Gravitational Waves from Gauge Quanta Produced during Inflation

TL;DR

This paper studies how a fast-rolling axion during inflation can produce gauge quanta that generate gravitational waves, with the amplitude depending on the axion decay constant and including effects of backreaction.

Contribution

It provides a detailed analysis of gravitational wave production from gauge quanta in a spectator axion model, incorporating strong backreaction effects and deriving bounds on the GW spectrum.

Findings

Decreasing the axion decay constant enhances GW production.

The GW amplitude is constrained to be below 10^{-10} in the nHz to mHz range.

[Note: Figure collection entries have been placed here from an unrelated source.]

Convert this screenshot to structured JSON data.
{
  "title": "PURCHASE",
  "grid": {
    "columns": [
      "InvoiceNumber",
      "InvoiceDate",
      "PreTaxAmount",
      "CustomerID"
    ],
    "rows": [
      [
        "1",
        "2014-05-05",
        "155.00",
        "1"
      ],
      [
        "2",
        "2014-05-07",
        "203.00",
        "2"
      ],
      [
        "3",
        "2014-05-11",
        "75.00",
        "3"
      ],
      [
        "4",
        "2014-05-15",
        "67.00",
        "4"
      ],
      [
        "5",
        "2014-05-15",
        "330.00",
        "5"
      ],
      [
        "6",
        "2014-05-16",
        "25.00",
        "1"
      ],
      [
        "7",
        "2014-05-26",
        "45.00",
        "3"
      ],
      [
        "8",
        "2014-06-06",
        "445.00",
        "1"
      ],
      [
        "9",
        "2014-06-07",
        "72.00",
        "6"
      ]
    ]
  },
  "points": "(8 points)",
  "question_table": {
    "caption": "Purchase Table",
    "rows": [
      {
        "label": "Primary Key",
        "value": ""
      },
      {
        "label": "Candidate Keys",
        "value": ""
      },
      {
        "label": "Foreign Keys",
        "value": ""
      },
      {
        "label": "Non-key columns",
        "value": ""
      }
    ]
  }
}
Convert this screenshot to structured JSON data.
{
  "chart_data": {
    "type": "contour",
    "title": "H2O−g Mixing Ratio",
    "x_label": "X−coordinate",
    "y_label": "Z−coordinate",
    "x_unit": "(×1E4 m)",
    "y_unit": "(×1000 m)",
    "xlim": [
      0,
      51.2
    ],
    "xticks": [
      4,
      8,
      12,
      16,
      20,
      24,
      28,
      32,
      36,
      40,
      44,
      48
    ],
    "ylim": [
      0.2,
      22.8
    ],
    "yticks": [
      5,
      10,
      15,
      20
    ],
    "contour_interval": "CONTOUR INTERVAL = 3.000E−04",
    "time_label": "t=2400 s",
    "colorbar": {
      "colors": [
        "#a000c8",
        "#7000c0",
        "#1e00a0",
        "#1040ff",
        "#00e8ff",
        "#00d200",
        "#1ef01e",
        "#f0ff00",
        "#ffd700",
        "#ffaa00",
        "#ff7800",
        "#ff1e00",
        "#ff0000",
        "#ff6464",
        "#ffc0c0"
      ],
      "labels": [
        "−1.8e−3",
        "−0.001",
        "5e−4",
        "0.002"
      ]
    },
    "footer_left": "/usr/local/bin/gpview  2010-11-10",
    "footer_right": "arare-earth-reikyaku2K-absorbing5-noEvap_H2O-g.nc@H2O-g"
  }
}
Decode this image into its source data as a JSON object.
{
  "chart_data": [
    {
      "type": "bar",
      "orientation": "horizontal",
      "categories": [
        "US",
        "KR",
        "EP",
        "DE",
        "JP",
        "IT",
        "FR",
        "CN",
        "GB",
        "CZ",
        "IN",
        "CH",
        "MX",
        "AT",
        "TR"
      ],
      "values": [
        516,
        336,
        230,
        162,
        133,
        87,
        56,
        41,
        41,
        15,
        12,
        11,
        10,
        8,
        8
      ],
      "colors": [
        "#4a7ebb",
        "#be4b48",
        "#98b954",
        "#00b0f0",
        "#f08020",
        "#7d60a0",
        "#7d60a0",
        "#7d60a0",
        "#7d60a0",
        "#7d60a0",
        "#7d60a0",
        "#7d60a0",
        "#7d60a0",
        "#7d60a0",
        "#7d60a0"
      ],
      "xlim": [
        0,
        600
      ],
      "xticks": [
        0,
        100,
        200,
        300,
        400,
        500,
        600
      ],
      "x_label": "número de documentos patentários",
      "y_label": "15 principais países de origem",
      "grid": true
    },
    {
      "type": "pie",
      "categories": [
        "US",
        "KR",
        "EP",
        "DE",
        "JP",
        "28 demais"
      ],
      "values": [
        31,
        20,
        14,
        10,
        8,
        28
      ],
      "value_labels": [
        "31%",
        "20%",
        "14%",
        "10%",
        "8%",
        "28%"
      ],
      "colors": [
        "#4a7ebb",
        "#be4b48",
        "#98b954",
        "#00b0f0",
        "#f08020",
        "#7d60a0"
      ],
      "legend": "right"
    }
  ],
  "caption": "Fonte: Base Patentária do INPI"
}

A lower bound on the axion decay constant is established based on initial conditions.

Abstract

A fast-rolling axion can transfer its kinetic energy to a gauge field via the Chern-Simons coupling, leading to copious production of gauge quanta, which can act as a source of gravitational waves (GWs) with potentially observable amplitudes. In this work, we investigate GW production in a spectator axion model when strong backreaction is taken into account. We find that decreasing the decay constant of the axion enhances GW production. Since the initial value of the axion is larger than its quantum fluctuations, such a condition imposes a lower bound on the axion dacay constant, which sets an upper bound on the amplitude of the energy spectrum of GWs. As a result, the amplitude of the predicted GW energy spectrum is lower than $10^{-10}$ in the nHz to mHz frequency range.